With the premiere of MLW Azteca on January 6, 2022, MLW programming moved to Thursdays nights on YouTube; Fusion would return on February 10 of that year.

On November 10, 2022, MLW Fusion moved to Pro Wrestling TV, continuing to air on Thursday nights.

On May 25, 2023, Fusion returned to MLW's YouTube channel, and also began airing on FITE for FITE+ subscribers.

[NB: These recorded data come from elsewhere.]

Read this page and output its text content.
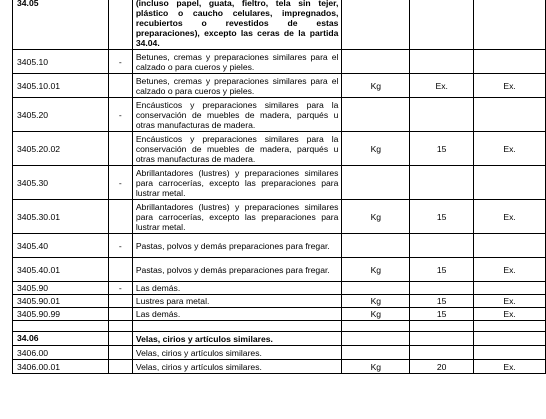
34.05		(incluso papel, guata, fieltro, tela sin tejer, plástico o caucho celulares, impregnados, recubiertos o revestidos de estas preparaciones), excepto las ceras de la partida 34.04.			
3405.10	-	Betunes, cremas y preparaciones similares para el calzado o para cueros y pieles.			
3405.10.01		Betunes, cremas y preparaciones similares para el calzado o para cueros y pieles.	Kg	Ex.	Ex.
3405.20	-	Encáusticos y preparaciones similares para la conservación de muebles de madera, parqués u otras manufacturas de madera.			
3405.20.02		Encáusticos y preparaciones similares para la conservación de muebles de madera, parqués u otras manufacturas de madera.	Kg	15	Ex.
3405.30	-	Abrillantadores (lustres) y preparaciones similares para carrocerías, excepto las preparaciones para lustrar metal.			
3405.30.01		Abrillantadores (lustres) y preparaciones similares para carrocerías, excepto las preparaciones para lustrar metal.	Kg	15	Ex.
3405.40	-	Pastas, polvos y demás preparaciones para fregar.			
3405.40.01		Pastas, polvos y demás preparaciones para fregar.	Kg	15	Ex.
3405.90	-	Las demás.			
3405.90.01		Lustres para metal.	Kg	15	Ex.
3405.90.99		Las demás.	Kg	15	Ex.

34.06		Velas, cirios y artículos similares.			
3406.00		Velas, cirios y artículos similares.			
3406.00.01		Velas, cirios y artículos similares.	Kg	20	Ex.
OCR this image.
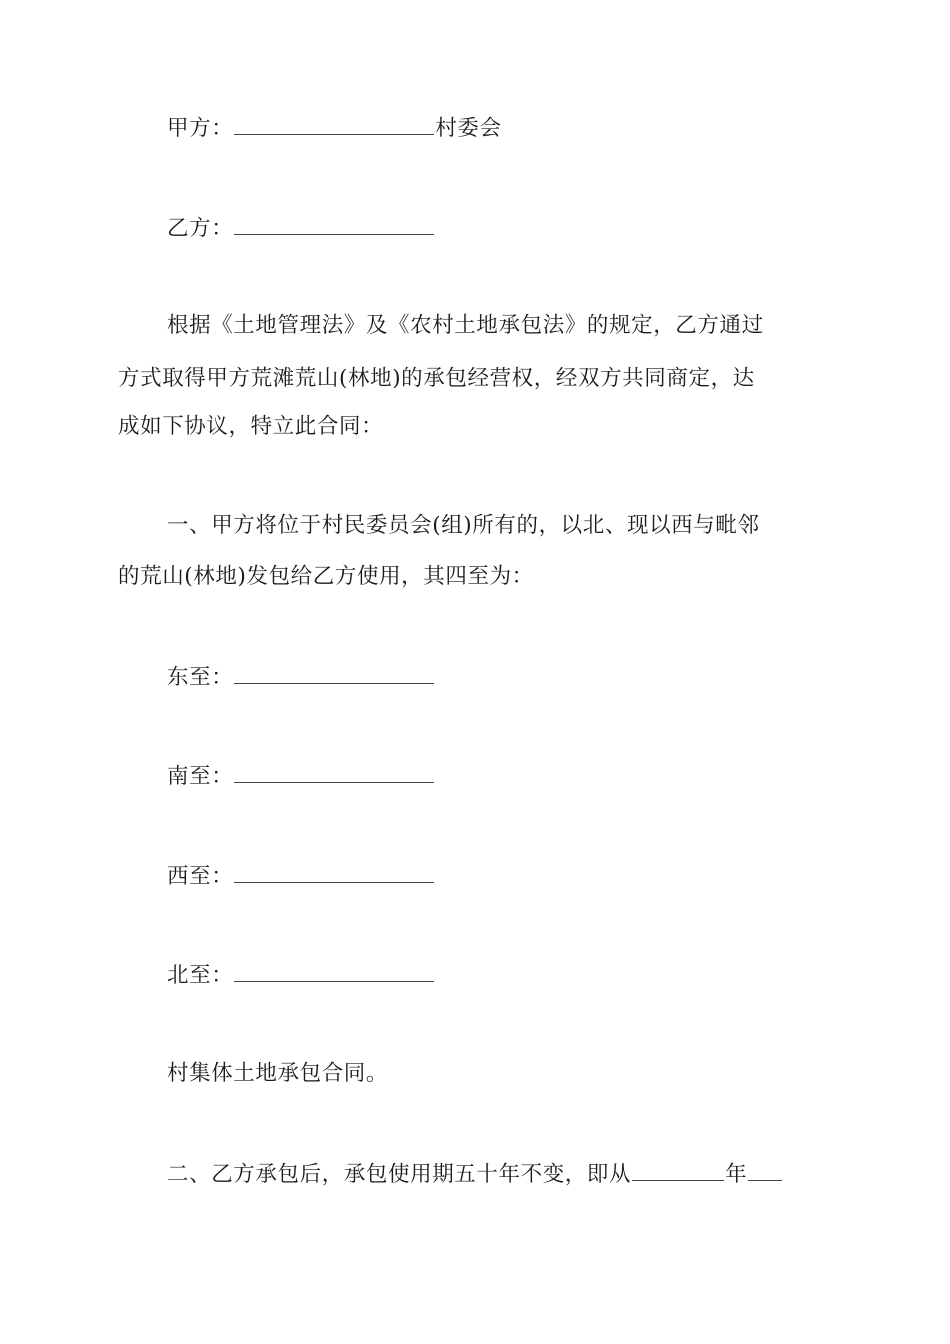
甲方：	村委会
乙方：
根据《土地管理法》及《农村土地承包法》的规定，乙方通过
方式取得甲方荒滩荒山(林地)的承包经营权，经双方共同商定，达
成如下协议，特立此合同：
一、甲方将位于村民委员会(组)所有的，以北、现以西与毗邻
的荒山(林地)发包给乙方使用，其四至为：
东至：
南至：
西至：
北至：
村集体土地承包合同。
二、乙方承包后，承包使用期五十年不变，即从	年
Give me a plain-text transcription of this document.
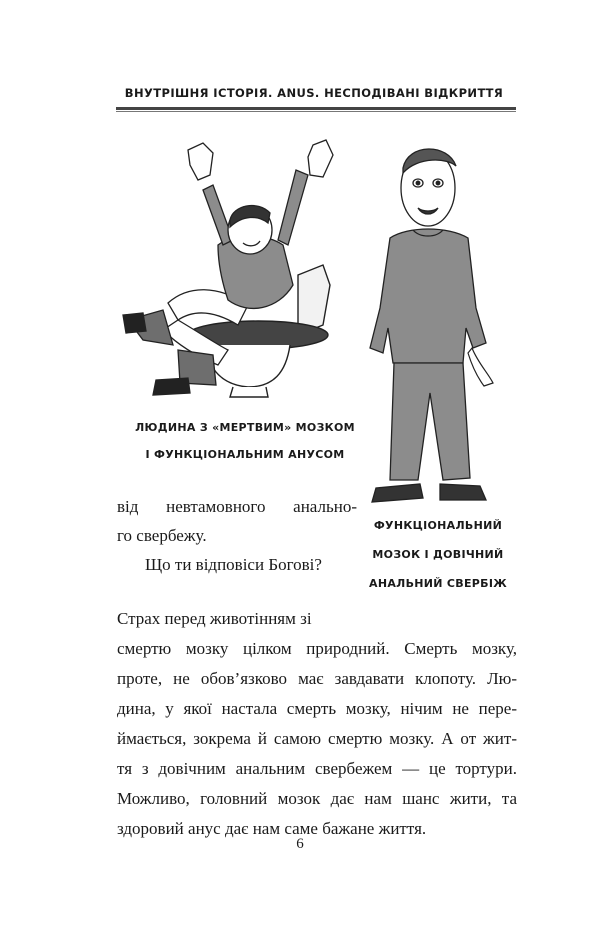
ВНУТРІШНЯ ІСТОРІЯ. ANUS. НЕСПОДІВАНІ ВІДКРИТТЯ
ЛЮДИНА З «МЕРТВИМ» МОЗКОМ
І ФУНКЦІОНАЛЬНИМ АНУСОМ
ФУНКЦІОНАЛЬНИЙ
МОЗОК І ДОВІЧНИЙ
АНАЛЬНИЙ СВЕРБІЖ
від невтамовного анально-
го свербежу.
Що ти відповіси Богові?
Страх перед животінням зі
смертю мозку цілком природний. Смерть мозку,
проте, не обов’язково має завдавати клопоту. Лю-
дина, у якої настала смерть мозку, нічим не пере-
ймається, зокрема й самою смертю мозку. А от жит-
тя з довічним анальним свербежем — це тортури.
Можливо, головний мозок дає нам шанс жити, та
здоровий анус дає нам саме бажане життя.
6
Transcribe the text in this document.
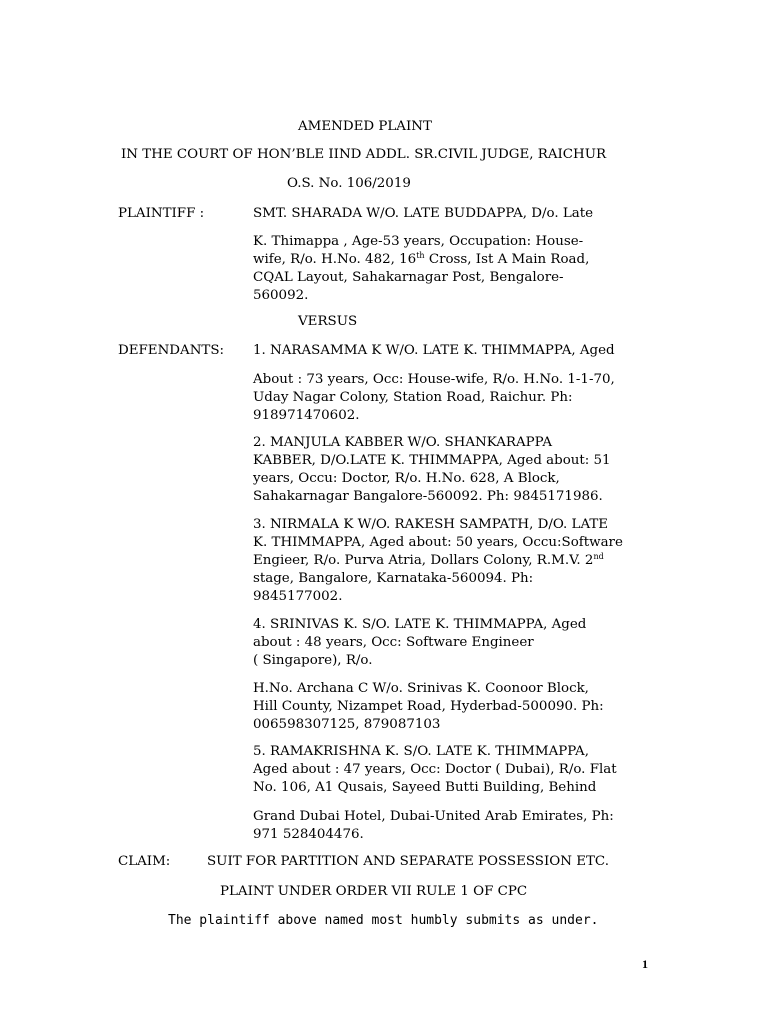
AMENDED PLAINT
IN THE COURT OF HON’BLE IIND ADDL. SR.CIVIL JUDGE, RAICHUR
O.S. No. 106/2019
PLAINTIFF :	SMT. SHARADA W/O. LATE BUDDAPPA, D/o. Late
K. Thimappa , Age-53 years, Occupation: House-
wife, R/o. H.No. 482, 16th Cross, Ist A Main Road,
CQAL Layout, Sahakarnagar Post, Bengalore-
560092.
VERSUS
DEFENDANTS: 1. NARASAMMA K W/O. LATE K. THIMMAPPA, Aged
About : 73 years, Occ: House-wife, R/o. H.No. 1-1-70,
Uday Nagar Colony, Station Road, Raichur. Ph:
918971470602.
2. MANJULA KABBER W/O. SHANKARAPPA
KABBER, D/O.LATE K. THIMMAPPA, Aged about: 51
years, Occu: Doctor, R/o. H.No. 628, A Block,
Sahakarnagar Bangalore-560092. Ph: 9845171986.
3. NIRMALA K W/O. RAKESH SAMPATH, D/O. LATE
K. THIMMAPPA, Aged about: 50 years, Occu:Software
Engieer, R/o. Purva Atria, Dollars Colony, R.M.V. 2nd
stage, Bangalore, Karnataka-560094. Ph:
9845177002.
4. SRINIVAS K. S/O. LATE K. THIMMAPPA, Aged
about : 48 years, Occ: Software Engineer
( Singapore), R/o.
H.No. Archana C W/o. Srinivas K. Coonoor Block,
Hill County, Nizampet Road, Hyderbad-500090. Ph:
006598307125, 879087103
5. RAMAKRISHNA K. S/O. LATE K. THIMMAPPA,
Aged about : 47 years, Occ: Doctor ( Dubai), R/o. Flat
No. 106, A1 Qusais, Sayeed Butti Building, Behind
Grand Dubai Hotel, Dubai-United Arab Emirates, Ph:
971 528404476.
CLAIM:	SUIT FOR PARTITION AND SEPARATE POSSESSION ETC.
PLAINT UNDER ORDER VII RULE 1 OF CPC
The plaintiff above named most humbly submits as under.
1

| Channel | Time slot | Years |
| BeIN Sports USA | Friday 8:00pm | April 20, 2018 - February 2019 |
| Saturday 9:00pm | February 2019 – May 2020 |
| Saturday 10:00pm | May 30, 2026 – September 12, 2026 |
| Fubo Sports Network | Wednesday 7:00pm | November 18, 2020 – May 5, 2021 |
| YouTube | Wednesday 7:00pm | November 18, 2020 – May 5, 2021 |
| Thursday 8:00pm | February 10, 2022 – July 14, 2022 |
| Thursday 8:00pm | May 25, 2023 – December 14, 2023 |
| Saturday 6:05pm | May 30, 2026 – present |
| Pro Wrestling TV | Thursday 8:00pm | November 10, 2022 – February 2, 2023 |
| Veeps | Saturday 9:00pm | May 30, 2026 – present |
| Veeps | Thursday 8:00pm | September 17, 2026 – present |

=== International ===
In addition to the U.S., MLW Fusion also airs on BeIN Sports in Canada and Puerto Rico. As of 2022, Fusion is currently carried by StarTimes and Wataaa Fight Channel outside of North America, Fight Klub Poland, and MBC in Mauritius.

On July 5, 2022, MLW announced a new broadcast deal with Ayozat TV in the United Kingdom.